We can also give a new meaning to equivalence by adding the following rule.

```egglog
(rule ((path x y)
       (path y x))
      ((union x y)))
```

```elixir
egglog = """
(rule ((path x y)
       (path y x))
      ((union x y)))
"""

{:ok, result} = Egglog.EGraph.run(egraph, egglog)
Tutorial.print_outputs(result, egglog)
```

This rule says that if there is a path from `x` to `y` and from `y` to `x`, then 
 `x` and `y` are equivalent.
 This rule allows us to tell if `a` and `b` are in the same connected component by checking
 `(check (= (mk a) (mk b)))`.

```egglog
(run-schedule (saturate (run)))
(check (= (mk 1) (mk 2))
       (= (mk 1) (mk 3))
       (= (mk 2) (mk 3)))
(print-function path 20)
```

```elixir
egglog = """
(run-schedule (saturate (run)))
(check (= (mk 1) (mk 2))
       (= (mk 1) (mk 3))
       (= (mk 2) (mk 3)))
(print-function path 20)
"""

{:ok, result} = Egglog.EGraph.run(egraph, egglog)
Tutorial.print_outputs(result, egglog)
```

**Exercises:**

**(Parametrized rewrite rule)**
 In lesson 1, it is tedious to write associativity and commutativity (AC) rules for
 every AC operator (e.g., Add, Mul, ...). One way to save us from this repetitive work
 is to parameterize over the operators.

In the following program, instead of `Mul` and `Add`, `Expr` has a `Bop` operator
 that takes an operator kind and two operands.

```
 (datatype BopKind (Add) (Mul) (Div))
 (datatype Expr (Num i64) (Var String) (Bop BopKind Expr Expr))
```

First, add a relation `AcBopKind` that holds `BopKind`s which are associative and commutative.
 Second, insert the appropriate `BopKind`s into that relation.
 Third, add a single rule that implements commutativity for all `Bop`s with an `AcBopKind`.
 Finally, add a single rule that implements associativity for all `Bop`s with an `AcBopKind`.

**(Universe relation)** 
 One of the rewrite rules that we cannot make a `birewrite` in lesson 1 is the rule
 `(rewrite (Add x (Num 0)) x)`. This is because it is not clear what `x` is bound to 
 in the inverse rule, `(rewrite x (Add x (Num 0)))`. Therefore, defining this rule in egglog
 causes an error. One way to fix this is to introduce a "universe" relation, which contains
 every term in the e-graph. So we can write our rules as follows:

```
 (rule ((universe x))
       ((union x (Add x (Num 0)))))
```

Please define such a `universe` relation so that the above rule works.

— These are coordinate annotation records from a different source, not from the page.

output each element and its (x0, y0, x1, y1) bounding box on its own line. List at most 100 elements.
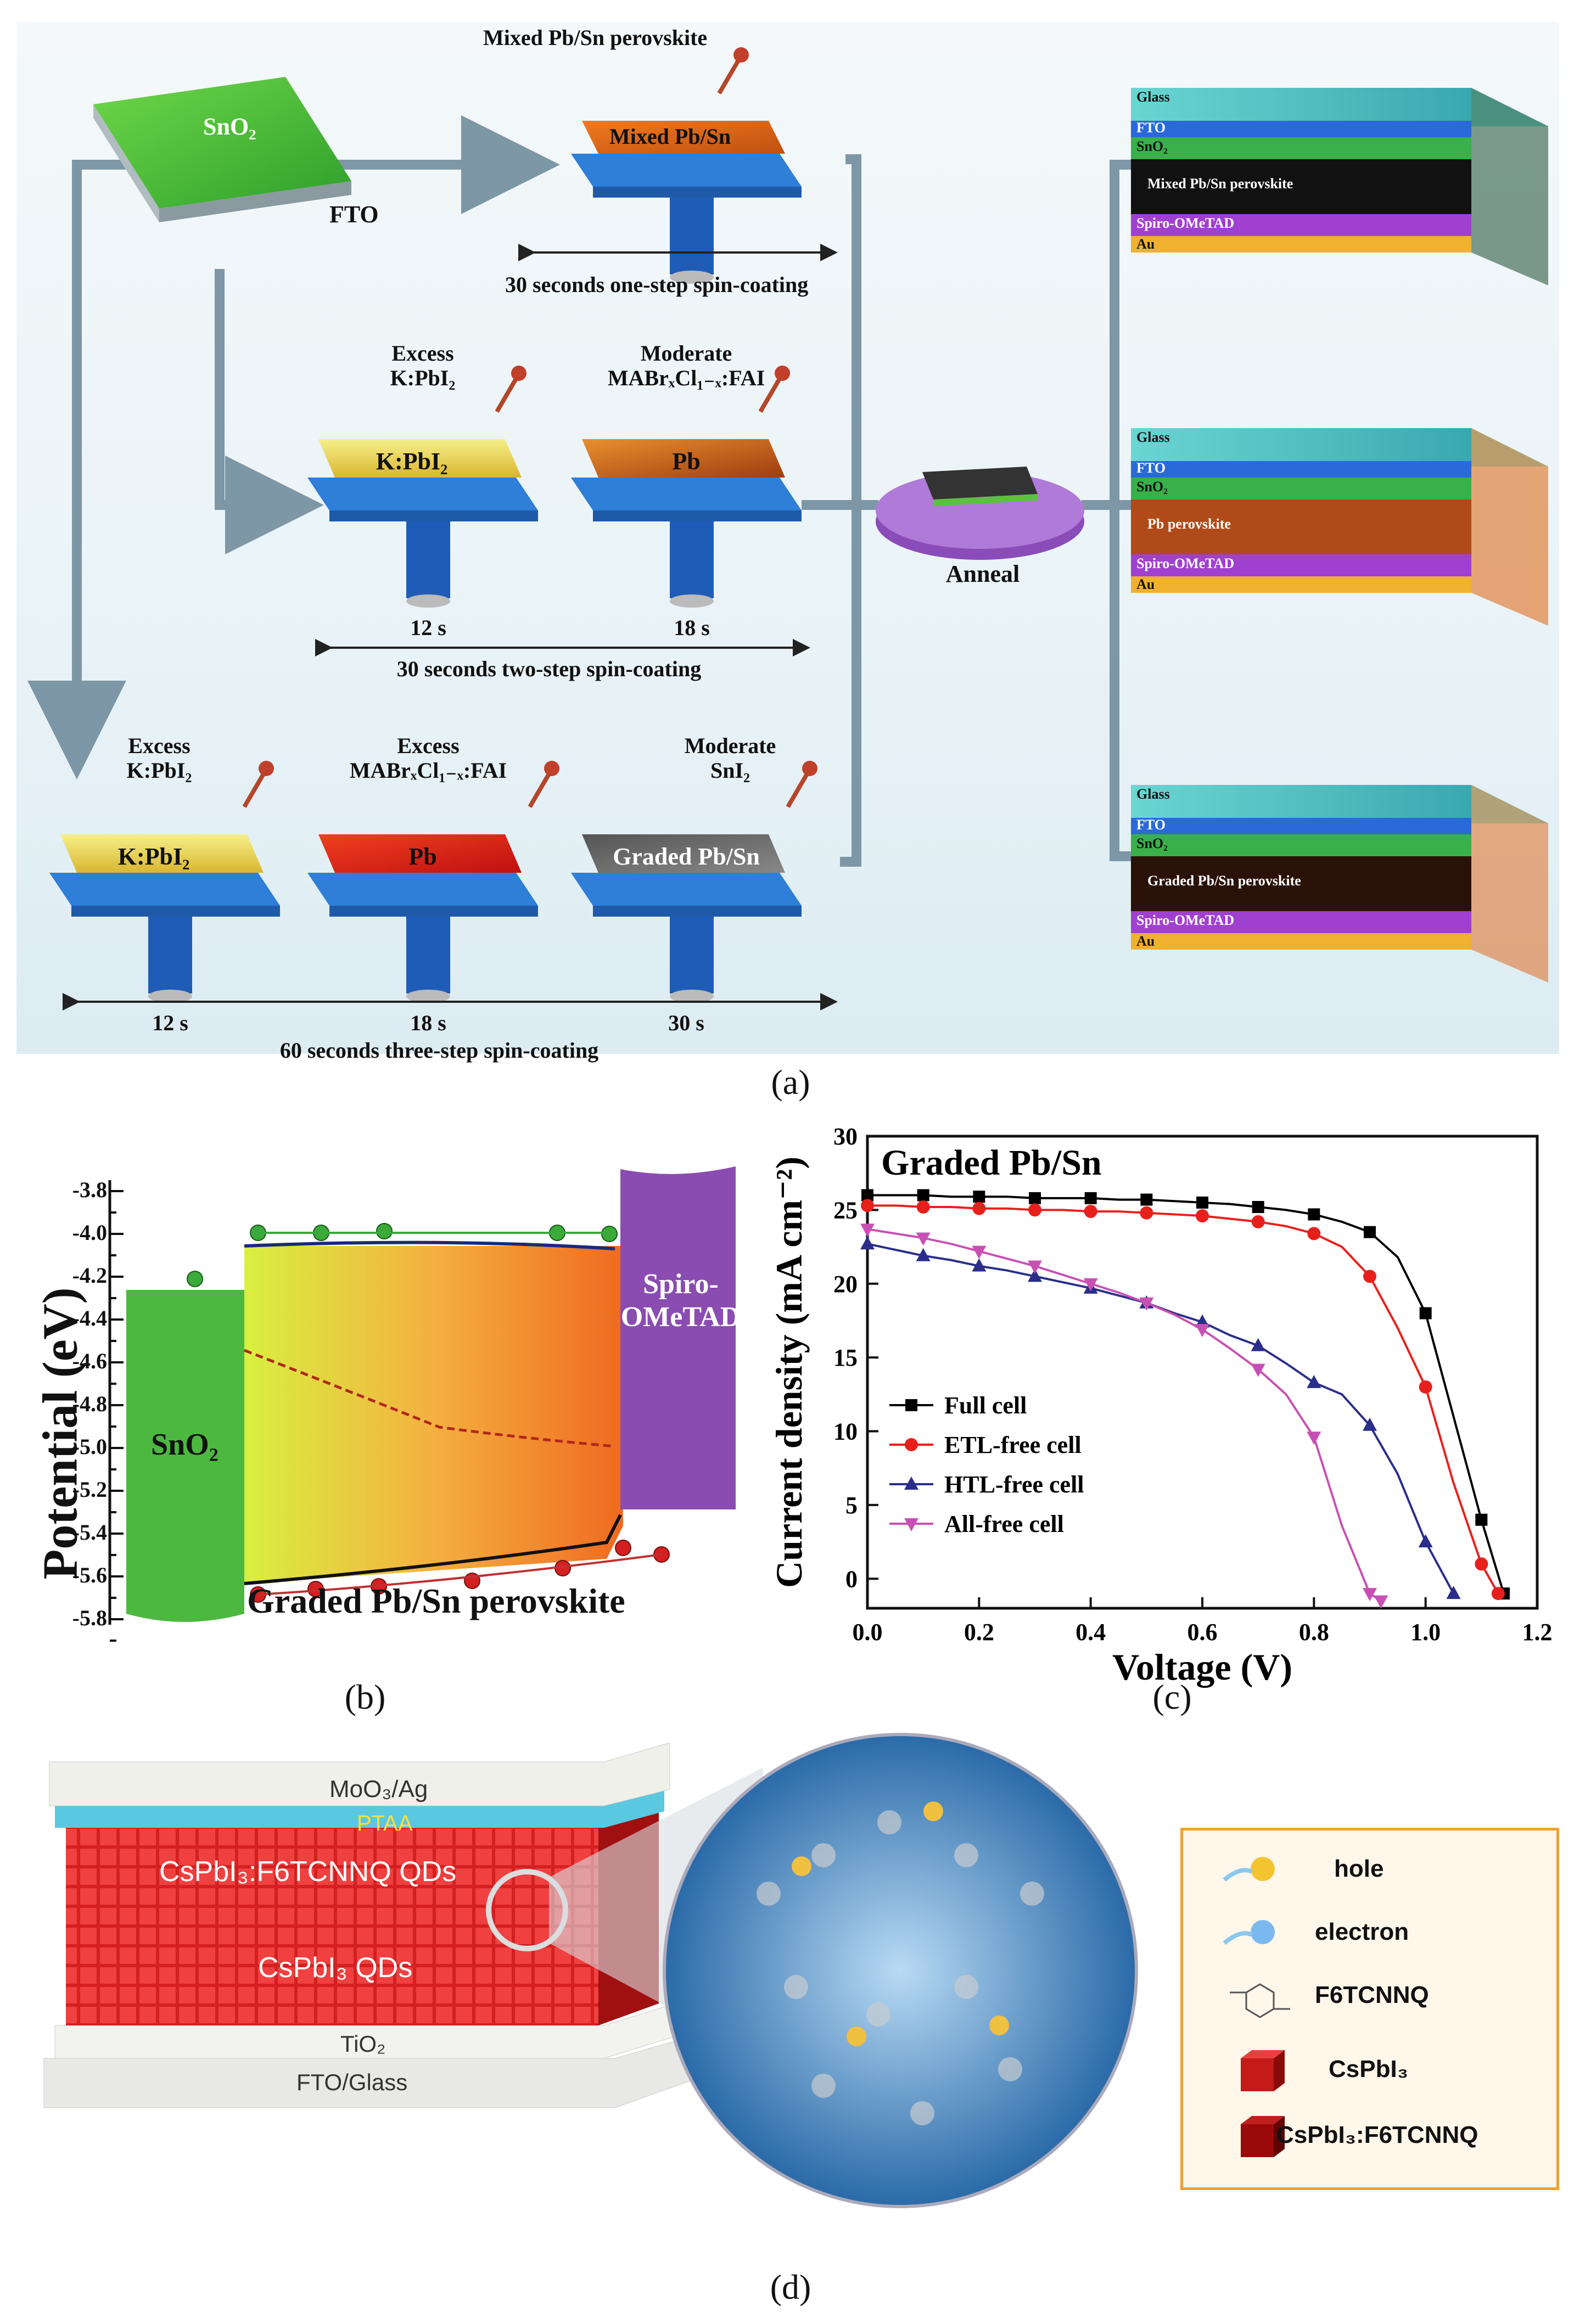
y-tick-label: 10 (833, 1418, 858, 1445)
data-point (1363, 1588, 1377, 1602)
legend-label: Full cell (944, 1392, 1027, 1419)
legend-cspbi3-f6-label: CsPbI₃:F6TCNNQ (1276, 2121, 1478, 2148)
data-point (972, 1202, 986, 1215)
device3-sno2-label: SnO₂ (1136, 835, 1168, 851)
two-step-1-reagent-line1: Excess (391, 341, 454, 366)
data-point (1084, 1205, 1097, 1219)
data-point (1139, 1297, 1154, 1311)
data-point (1195, 1324, 1209, 1338)
device3-glass-label: Glass (1136, 786, 1170, 802)
three-step-2-reagent-line2: MABrₓCl₁₋ₓ:FAI (349, 758, 507, 783)
caption-c: (c) (1152, 1677, 1192, 1716)
chart-title: Graded Pb/Sn (881, 1143, 1102, 1183)
data-point (1084, 1192, 1097, 1204)
device1-au-label: Au (1136, 236, 1155, 252)
data-point (1363, 1417, 1377, 1431)
data-point (1140, 1206, 1153, 1220)
data-point (1196, 1196, 1208, 1209)
panel-b-ytick-label: -4.6 (72, 1349, 107, 1373)
anneal-hotplate (876, 467, 1084, 560)
data-point (1374, 1595, 1388, 1609)
data-point (860, 1223, 875, 1237)
panel-b-spiro-label-1: Spiro- (643, 1268, 719, 1300)
one-step-drop-label: Mixed Pb/Sn perovskite (483, 25, 708, 50)
data-point (1251, 1215, 1265, 1228)
data-point (1083, 1278, 1098, 1292)
panel-b-ytick-label: -5.2 (72, 1477, 107, 1502)
panel-d-legend-icons (1223, 1857, 1290, 2157)
data-point (1475, 1557, 1488, 1571)
data-point (1307, 1374, 1321, 1388)
panel-b-spiro-label-2: OMeTAD (620, 1301, 741, 1333)
legend-label: All-free cell (944, 1511, 1064, 1537)
panel-b-perovskite-label: Graded Pb/Sn perovskite (247, 1581, 625, 1620)
legend-hole-label: hole (1334, 1855, 1384, 1882)
caption-b: (b) (344, 1677, 386, 1716)
two-step-2-reagent-line2: MABrₓCl₁₋ₓ:FAI (607, 366, 765, 390)
legend-marker (905, 1438, 918, 1451)
panel-a-flow-diagram (27, 47, 1548, 1011)
panel-d-device-illustration (43, 1733, 1138, 2208)
data-point (916, 1248, 931, 1261)
data-point (1196, 1209, 1209, 1223)
layer-top-label: MoO₃/Ag (329, 1776, 428, 1803)
substrate-top-label: SnO₂ (203, 113, 256, 140)
three-step-3-reagent-line2: SnI₂ (710, 758, 750, 783)
substrate-side-label: FTO (329, 201, 379, 228)
x-tick-label: 1.2 (1522, 1619, 1553, 1646)
data-point (1028, 1203, 1041, 1217)
panel-b-ytick-label: -4.2 (72, 1263, 107, 1288)
x-tick-label: 0.4 (1076, 1619, 1106, 1646)
three-step-3-reagent-line1: Moderate (684, 733, 776, 758)
data-point (973, 1191, 985, 1203)
device2-sno2-label: SnO₂ (1136, 479, 1168, 495)
y-tick-label: 15 (833, 1344, 858, 1371)
data-point (861, 1199, 874, 1212)
data-point (1140, 1193, 1153, 1206)
legend-label: HTL-free cell (944, 1471, 1084, 1498)
data-point (916, 1232, 931, 1246)
three-step-3-time: 30 s (668, 1011, 704, 1035)
caption-d: (d) (770, 2267, 811, 2306)
three-step-2-time: 18 s (410, 1011, 446, 1035)
legend-f6tcnnq-label: F6TCNNQ (1315, 1981, 1429, 2008)
panel-b-energy-diagram (108, 1166, 736, 1642)
sno2-substrate (93, 77, 351, 222)
data-point (1419, 1380, 1432, 1394)
layer-f6-qds-label: CsPbI₃:F6TCNNQ QDs (159, 1856, 457, 1888)
series-0 (861, 1189, 1510, 1600)
data-point (972, 1245, 987, 1259)
three-step-1-reagent-line1: Excess (128, 733, 191, 758)
three-step-1-time: 12 s (152, 1011, 188, 1035)
device2-perovskite-label: Pb perovskite (1147, 516, 1231, 532)
two-step-duration: 30 seconds two-step spin-coating (396, 656, 702, 681)
three-step-2-film: Pb (408, 843, 437, 870)
device1-perovskite-label: Mixed Pb/Sn perovskite (1147, 176, 1293, 192)
caption-a: (a) (771, 1063, 810, 1102)
three-step-duration: 60 seconds three-step spin-coating (279, 1038, 599, 1063)
data-point (972, 1258, 987, 1272)
series-3 (860, 1223, 1388, 1609)
x-tick-label: 0.0 (853, 1619, 883, 1646)
one-step-film-label: Mixed Pb/Sn (609, 124, 731, 149)
data-point (1364, 1226, 1376, 1238)
three-step-1-reagent-line2: K:PbI₂ (126, 758, 192, 783)
two-step-2-reagent-line1: Moderate (640, 341, 732, 366)
x-axis-label: Voltage (V) (1112, 1646, 1292, 1688)
three-step-2-reagent-line1: Excess (397, 733, 460, 758)
legend-marker (905, 1399, 917, 1411)
y-axis-label: Current density (mA cm⁻²) (768, 1157, 810, 1588)
legend-marker (904, 1518, 918, 1531)
legend-cspbi3-label: CsPbI₃ (1329, 2056, 1409, 2082)
legend-label: ETL-free cell (944, 1432, 1082, 1458)
two-step-1-time: 12 s (410, 615, 446, 640)
panel-b-ytick-label: -5.0 (72, 1434, 107, 1459)
device-stack-2 (1131, 428, 1548, 626)
panel-b-ytick-label: -4.8 (72, 1391, 107, 1416)
layer-fto-label: FTO/Glass (296, 2069, 408, 2095)
data-point (1251, 1363, 1265, 1377)
layer-qds-label: CsPbI₃ QDs (258, 1952, 413, 1984)
series-1 (861, 1199, 1505, 1601)
three-step-1-film: K:PbI₂ (117, 843, 190, 870)
panel-b-ytick-label: -4.4 (72, 1306, 107, 1331)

Side Note: The above rule can also be written using the shorthand `rewrite` with a `:when` 
 condition: `(rewrite x (Add x (Num 0)) :when ((universe x)))`, and similarly the birewrite
 rule `(birewrite (Add x (Num 0)) x :when ((universe x)))`, which introduces a bit of 
 overhead for the forward direction, but is more concise.

---

**Everything is a function**

We have talked about relations being a special case of functions, but in fact, `constructor`s like `Add` and `Mul`
 are also function tables under the hood!
 For instance, the `Add` constructor

```
 (constructor Add (Expr Expr) Expr)
```

is a function with two `Expr` inputs and one `Expr` output. Its merge expression is simply to union the two output values.
 This corresponds to functional dependency: If `x1 = x2`, and `y1 = y2`, then it follows that
 `(Add x1 y1)` and `(Add x2 y2)` are equivalent.
 In other words, functions, functional dependencies, and merge expressions are the fundamental unifying concepts in our framework.
 This allows egglog to be implemented as a database system using advanced database techniques.

There is one last caveat about constructors though: Different from `function` but similar to `relation`, constructors have default values, so expressions
 like `(let e1 (Num 2))` succeeds even when `(Num 2)` is not already in the e-graph, in which case it creates a new id for the output.
 In contrast, since relations are functions with output domain `Unit`, their default value is the only value of type `Unit`.